Pierre et al. (2021) observaram redução significativa da perda urinária após associação da eletroacupuntura ao treinamento do assoalho pélvico, apresentando valor de p altamente significativo (p<0,0001). Esse resultado sugere que a combinação de técnicas pode potencializar os efeitos do tratamento fisioterapêutico. Niu et al. (2025) também identificaram melhora dos sintomas urinários e da função muscular após aplicação da estimulação elétrica neuromuscular externa, apresentando significância estatística (p=0,02).
Os achados de Özdemir Ayla et al. (2024) demonstraram que a utilização da TENS associada à reabilitação do assoalho pélvico promoveu melhora dos parâmetros urinários em crianças com espinha bífida, apresentando resultado significativo (p<0,05). Huang et al. (2025) também relataram melhora da função sexual feminina após a aplicação da estimulação percutânea do nervo tibial, com valor estatístico significativo (p=0,017).

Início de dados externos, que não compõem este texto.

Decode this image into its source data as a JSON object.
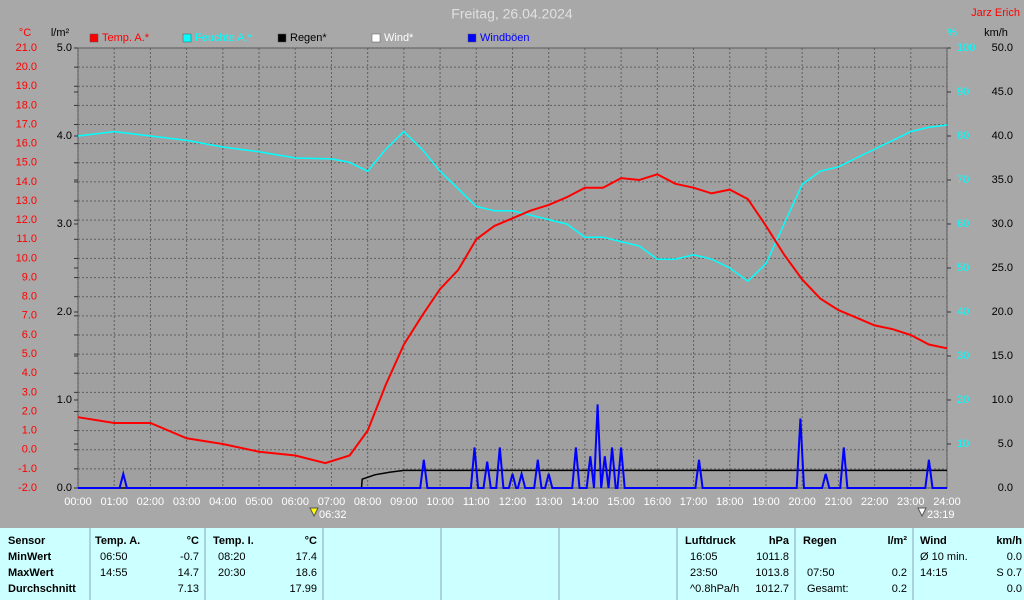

Além disso, Sheibanifar et al. (2023) verificaram melhora da continência urinária e da qualidade de vida em pacientes submetidos à prostatectomia após intervenção envolvendo eletroterapia, exercícios e terapia manual (p=0,003). Resultados semelhantes foram encontrados por Lashin et al. (2021), que observaram melhora dos sintomas da bexiga hiperativa após utilização da estimulação transcutânea do nervo tibial posterior, apresentando significância estatística importante (p=0,001).
Cava et al. (2022) também encontraram resultados positivos com a utilização domiciliar da estimulação transcutânea do nervo tibial, demonstrando melhora clínica significativa dos sintomas urinários (p=0,02). Em contrapartida, Aranda et al. não identificaram diferença estatisticamente significativa (p=0,68), mostrando que alguns protocolos podem apresentar respostas diferentes dependendo da população estudada e dos parâmetros utilizados durante a aplicação da terapia.
Apesar dos benefícios observados, os estudos analisados apresentaram diferenças nos protocolos utilizados, principalmente em relação ao tempo de tratamento, frequência das sessões e intensidade dos estímulos elétricos. Essa falta de padronização dificulta a comparação entre os resultados encontrados pelos autores.
Assim, a eletroterapia associada à fisioterapia pélvica demonstrou ser um recurso seguro, não invasivo e eficaz no tratamento da incontinência urinária. Entretanto, ainda são necessários novos estudos com protocolos mais padronizados e acompanhamento em longo prazo para fortalecer as evidências científicas sobre essa abordagem terapêutica.
7.CONCLUSÃO:
Com base nas informações desta revisão sistemática, a eletroterapia mostrou-se um método eficaz no tratamento da incontinência urinária, podendo esta ser de esforço,urgência ou mista. Demonstrou ser uma abordagem segura e não invasiva e, quando associada a outras intervenções, como exercícios do assoalho pélvico, apresentou melhores resultados no fortalecimento desses músculos, na melhora dos parâmetros urodinâmicos e na redução dos sintomas de incontinência urinária. Além disso, contribuiu para a otimização dos resultados do tratamento e promoveu melhorias na qualidade de vida dos usuários, com a diminuição do desconforto e do constrangimento associados aos sintomas.
A ausência de padronização nos protocolos, especialmente em relação aos parâmetros de frequência, duração do pulso e intensidade, dificultou a consolidação dos resultados dos estudos. Dessa forma, são necessários novos estudos para melhor definição e aproveitamento dessa abordagem.